Categorizing Catastrophic AI Risks
I kind of like this categorization by Dan Hendrycks and coauthors:
Malicious use. Actors could intentionally harness powerful AIs to cause widespread harm. Specific risks include bioterrorism enabled by AIs that can help humans create deadly pathogens; the deliberate dissemination of uncontrolled AI agents; and the use of AI capabilities for propaganda, censorship, and surveillance. To reduce these risks, we suggest improving biosecurity, restricting access to the most dangerous AI models, and holding AI developers legally liable for damages caused by their AI systems.
AI race. Competition could pressure nations and corporations to rush the development of AIs and cede control to AI systems. Militaries might face pressure to develop autonomous weapons and use AIs for cyberwarfare, enabling a new kind of automated warfare where accidents can spiral out of control before humans have the chance to intervene. Corporations will face similar incentives to automate human labor and prioritize profits over safety, potentially leading to mass unemployment and dependence on AI systems. We also discuss how evolutionary dynamics might shape AIs in the long run. Natural selection among AIs may lead to selfish traits, and the advantages AIs have over humans could eventually lead to the displacement of humanity. To reduce risks from an AI race, we suggest implementing safety regulations, international coordination, and public control of general-purpose AIs.
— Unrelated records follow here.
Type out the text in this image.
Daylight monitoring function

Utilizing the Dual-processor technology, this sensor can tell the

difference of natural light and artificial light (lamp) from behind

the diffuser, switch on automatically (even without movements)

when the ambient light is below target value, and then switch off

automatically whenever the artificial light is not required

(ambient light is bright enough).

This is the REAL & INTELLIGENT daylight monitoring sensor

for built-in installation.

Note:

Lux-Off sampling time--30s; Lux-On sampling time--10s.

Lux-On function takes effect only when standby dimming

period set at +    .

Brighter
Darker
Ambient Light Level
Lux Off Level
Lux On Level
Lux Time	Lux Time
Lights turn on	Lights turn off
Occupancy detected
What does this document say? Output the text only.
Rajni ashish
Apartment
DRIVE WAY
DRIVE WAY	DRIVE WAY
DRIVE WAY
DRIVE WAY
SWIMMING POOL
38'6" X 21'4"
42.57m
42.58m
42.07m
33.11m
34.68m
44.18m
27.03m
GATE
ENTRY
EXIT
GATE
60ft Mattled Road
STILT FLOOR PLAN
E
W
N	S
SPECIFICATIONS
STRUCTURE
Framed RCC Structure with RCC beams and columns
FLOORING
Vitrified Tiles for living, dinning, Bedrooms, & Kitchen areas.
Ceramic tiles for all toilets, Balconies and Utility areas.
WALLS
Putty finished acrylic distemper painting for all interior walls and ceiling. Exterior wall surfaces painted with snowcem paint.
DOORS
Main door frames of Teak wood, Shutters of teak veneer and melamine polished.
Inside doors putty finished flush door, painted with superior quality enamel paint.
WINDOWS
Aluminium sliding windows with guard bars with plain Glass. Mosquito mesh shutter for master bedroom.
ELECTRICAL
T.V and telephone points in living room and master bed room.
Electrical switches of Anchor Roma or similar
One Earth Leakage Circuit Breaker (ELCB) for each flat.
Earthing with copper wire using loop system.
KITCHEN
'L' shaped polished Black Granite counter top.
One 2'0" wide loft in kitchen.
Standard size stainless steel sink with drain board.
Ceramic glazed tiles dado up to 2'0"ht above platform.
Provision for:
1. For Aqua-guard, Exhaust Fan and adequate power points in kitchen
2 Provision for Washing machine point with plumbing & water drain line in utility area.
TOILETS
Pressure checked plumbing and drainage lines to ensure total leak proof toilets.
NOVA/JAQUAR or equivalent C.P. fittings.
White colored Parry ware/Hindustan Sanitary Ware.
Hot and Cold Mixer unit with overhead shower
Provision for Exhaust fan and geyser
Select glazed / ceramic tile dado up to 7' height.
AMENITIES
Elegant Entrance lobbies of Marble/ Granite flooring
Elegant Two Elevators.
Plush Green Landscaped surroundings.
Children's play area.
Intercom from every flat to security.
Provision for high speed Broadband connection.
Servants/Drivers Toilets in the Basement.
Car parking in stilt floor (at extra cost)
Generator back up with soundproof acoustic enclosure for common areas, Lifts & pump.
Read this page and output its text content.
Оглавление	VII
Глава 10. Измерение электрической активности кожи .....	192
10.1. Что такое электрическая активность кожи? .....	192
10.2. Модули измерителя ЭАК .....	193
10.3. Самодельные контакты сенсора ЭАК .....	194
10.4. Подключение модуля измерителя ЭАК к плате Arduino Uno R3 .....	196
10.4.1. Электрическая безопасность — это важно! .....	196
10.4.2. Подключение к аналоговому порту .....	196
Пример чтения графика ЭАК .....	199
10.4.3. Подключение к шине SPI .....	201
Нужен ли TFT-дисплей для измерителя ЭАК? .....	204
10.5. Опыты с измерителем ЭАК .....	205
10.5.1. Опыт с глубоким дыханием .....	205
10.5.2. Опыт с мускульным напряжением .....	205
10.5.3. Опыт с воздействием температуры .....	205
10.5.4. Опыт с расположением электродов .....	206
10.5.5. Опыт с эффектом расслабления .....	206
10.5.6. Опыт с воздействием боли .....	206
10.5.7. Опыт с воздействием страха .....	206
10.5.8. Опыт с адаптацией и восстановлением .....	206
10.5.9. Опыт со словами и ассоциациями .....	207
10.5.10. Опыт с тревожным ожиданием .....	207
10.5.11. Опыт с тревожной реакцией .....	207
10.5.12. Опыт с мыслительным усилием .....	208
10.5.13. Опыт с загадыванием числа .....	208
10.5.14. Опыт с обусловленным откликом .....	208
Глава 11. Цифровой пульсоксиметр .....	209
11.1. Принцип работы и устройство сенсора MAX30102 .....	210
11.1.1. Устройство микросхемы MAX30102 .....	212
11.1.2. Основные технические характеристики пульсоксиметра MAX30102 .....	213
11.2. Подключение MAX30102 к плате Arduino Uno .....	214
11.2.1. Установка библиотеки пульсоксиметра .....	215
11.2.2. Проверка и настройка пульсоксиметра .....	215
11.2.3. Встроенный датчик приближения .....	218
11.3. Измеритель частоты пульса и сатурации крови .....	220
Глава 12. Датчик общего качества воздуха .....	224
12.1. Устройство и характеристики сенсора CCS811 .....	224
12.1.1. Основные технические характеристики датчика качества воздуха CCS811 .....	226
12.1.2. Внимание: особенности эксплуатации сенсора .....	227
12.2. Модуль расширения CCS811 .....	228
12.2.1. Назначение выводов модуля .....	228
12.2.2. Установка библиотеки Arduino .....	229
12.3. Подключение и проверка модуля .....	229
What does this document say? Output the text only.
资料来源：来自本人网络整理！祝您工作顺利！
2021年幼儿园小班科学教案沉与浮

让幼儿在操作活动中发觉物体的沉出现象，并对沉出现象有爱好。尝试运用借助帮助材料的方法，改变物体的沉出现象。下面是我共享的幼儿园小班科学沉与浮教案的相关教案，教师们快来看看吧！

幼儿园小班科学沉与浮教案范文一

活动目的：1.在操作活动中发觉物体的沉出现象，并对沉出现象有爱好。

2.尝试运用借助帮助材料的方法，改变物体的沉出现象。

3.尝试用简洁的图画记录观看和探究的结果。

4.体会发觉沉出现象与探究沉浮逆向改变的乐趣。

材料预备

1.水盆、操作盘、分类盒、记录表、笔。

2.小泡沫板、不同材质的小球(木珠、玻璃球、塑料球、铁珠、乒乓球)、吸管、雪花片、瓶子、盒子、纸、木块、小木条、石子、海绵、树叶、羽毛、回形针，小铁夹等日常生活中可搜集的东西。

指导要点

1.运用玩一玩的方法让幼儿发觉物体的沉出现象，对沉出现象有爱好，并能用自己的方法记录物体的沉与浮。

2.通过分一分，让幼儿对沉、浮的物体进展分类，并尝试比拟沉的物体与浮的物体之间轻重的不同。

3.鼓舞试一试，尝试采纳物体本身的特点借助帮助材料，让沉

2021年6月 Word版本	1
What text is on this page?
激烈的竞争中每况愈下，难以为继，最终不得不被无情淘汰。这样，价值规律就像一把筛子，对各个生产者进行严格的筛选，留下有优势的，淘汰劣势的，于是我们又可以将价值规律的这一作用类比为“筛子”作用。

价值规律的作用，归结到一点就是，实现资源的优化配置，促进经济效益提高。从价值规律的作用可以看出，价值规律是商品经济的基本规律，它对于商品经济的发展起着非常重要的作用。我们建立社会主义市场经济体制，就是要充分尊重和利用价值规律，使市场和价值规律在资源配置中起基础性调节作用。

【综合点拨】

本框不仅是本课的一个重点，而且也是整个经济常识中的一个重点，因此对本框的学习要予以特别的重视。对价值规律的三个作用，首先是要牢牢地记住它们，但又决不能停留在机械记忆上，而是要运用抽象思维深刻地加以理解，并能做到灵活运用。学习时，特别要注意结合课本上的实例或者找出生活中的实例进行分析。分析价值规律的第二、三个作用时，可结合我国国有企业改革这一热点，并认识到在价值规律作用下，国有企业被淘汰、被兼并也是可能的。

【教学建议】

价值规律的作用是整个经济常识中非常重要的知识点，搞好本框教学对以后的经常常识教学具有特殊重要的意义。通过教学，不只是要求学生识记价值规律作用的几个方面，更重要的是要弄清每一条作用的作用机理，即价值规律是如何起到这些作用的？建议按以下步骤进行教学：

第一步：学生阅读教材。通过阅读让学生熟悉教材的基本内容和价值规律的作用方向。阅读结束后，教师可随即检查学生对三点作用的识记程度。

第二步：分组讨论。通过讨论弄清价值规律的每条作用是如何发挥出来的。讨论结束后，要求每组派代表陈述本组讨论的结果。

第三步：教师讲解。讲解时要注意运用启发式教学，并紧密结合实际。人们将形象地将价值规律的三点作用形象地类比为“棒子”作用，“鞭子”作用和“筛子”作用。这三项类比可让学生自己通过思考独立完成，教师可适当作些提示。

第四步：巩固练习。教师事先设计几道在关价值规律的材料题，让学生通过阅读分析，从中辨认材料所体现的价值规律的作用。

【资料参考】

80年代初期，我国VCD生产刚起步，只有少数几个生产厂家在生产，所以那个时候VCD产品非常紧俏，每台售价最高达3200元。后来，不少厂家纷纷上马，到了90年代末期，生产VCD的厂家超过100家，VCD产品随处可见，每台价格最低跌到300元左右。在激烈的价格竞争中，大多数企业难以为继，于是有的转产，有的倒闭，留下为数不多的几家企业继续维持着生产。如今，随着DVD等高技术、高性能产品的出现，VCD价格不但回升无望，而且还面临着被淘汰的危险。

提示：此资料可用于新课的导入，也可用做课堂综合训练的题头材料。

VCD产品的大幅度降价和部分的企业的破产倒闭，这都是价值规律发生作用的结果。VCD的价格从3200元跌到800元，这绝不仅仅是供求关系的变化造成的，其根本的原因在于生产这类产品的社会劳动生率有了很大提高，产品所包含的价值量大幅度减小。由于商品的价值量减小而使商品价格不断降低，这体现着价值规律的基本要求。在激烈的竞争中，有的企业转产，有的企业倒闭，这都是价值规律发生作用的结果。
Organizational risks. Organizational accidents have caused disasters including Chernobyl, Three Mile Island, and the Challenger Space Shuttle disaster. Similarly, the organizations developing and deploying advanced AIs could suffer catastrophic accidents, particularly if they do not have a strong safety culture. AIs could be accidentally leaked to the public or stolen by malicious actors. Organizations could fail to invest in safety research, lack understanding of how to reliably improve AI safety faster than general AI capabilities, or suppress internal concerns about AI risks. To reduce these risks, better organizational cultures and structures can be established, including internal and external audits, multiple layers of defense against risks, and state-of-the-art information security.
Rogue AIs. A common and serious concern is that we might lose control over AIs as they become more intelligent than we are. AIs could optimize flawed objectives to an extreme degree in a process called proxy gaming. AIs could experience goal drift as they adapt to a changing environment, similar to how people acquire and lose goals throughout their lives. In some cases, it might be instrumentally rational for AIs to become power-seeking. We also look at how and why AIs might engage in deception, appearing to be under control when they are not. These problems are more technical than the first three sources of risk. We outline some suggested research directions for advancing our understanding of how to ensure AIs are controllable.
The paper presents a decent overview of these scenarios for the uninitiated. It does a good job explaining how these things could happen, though is less convincing on whether they’re likely to.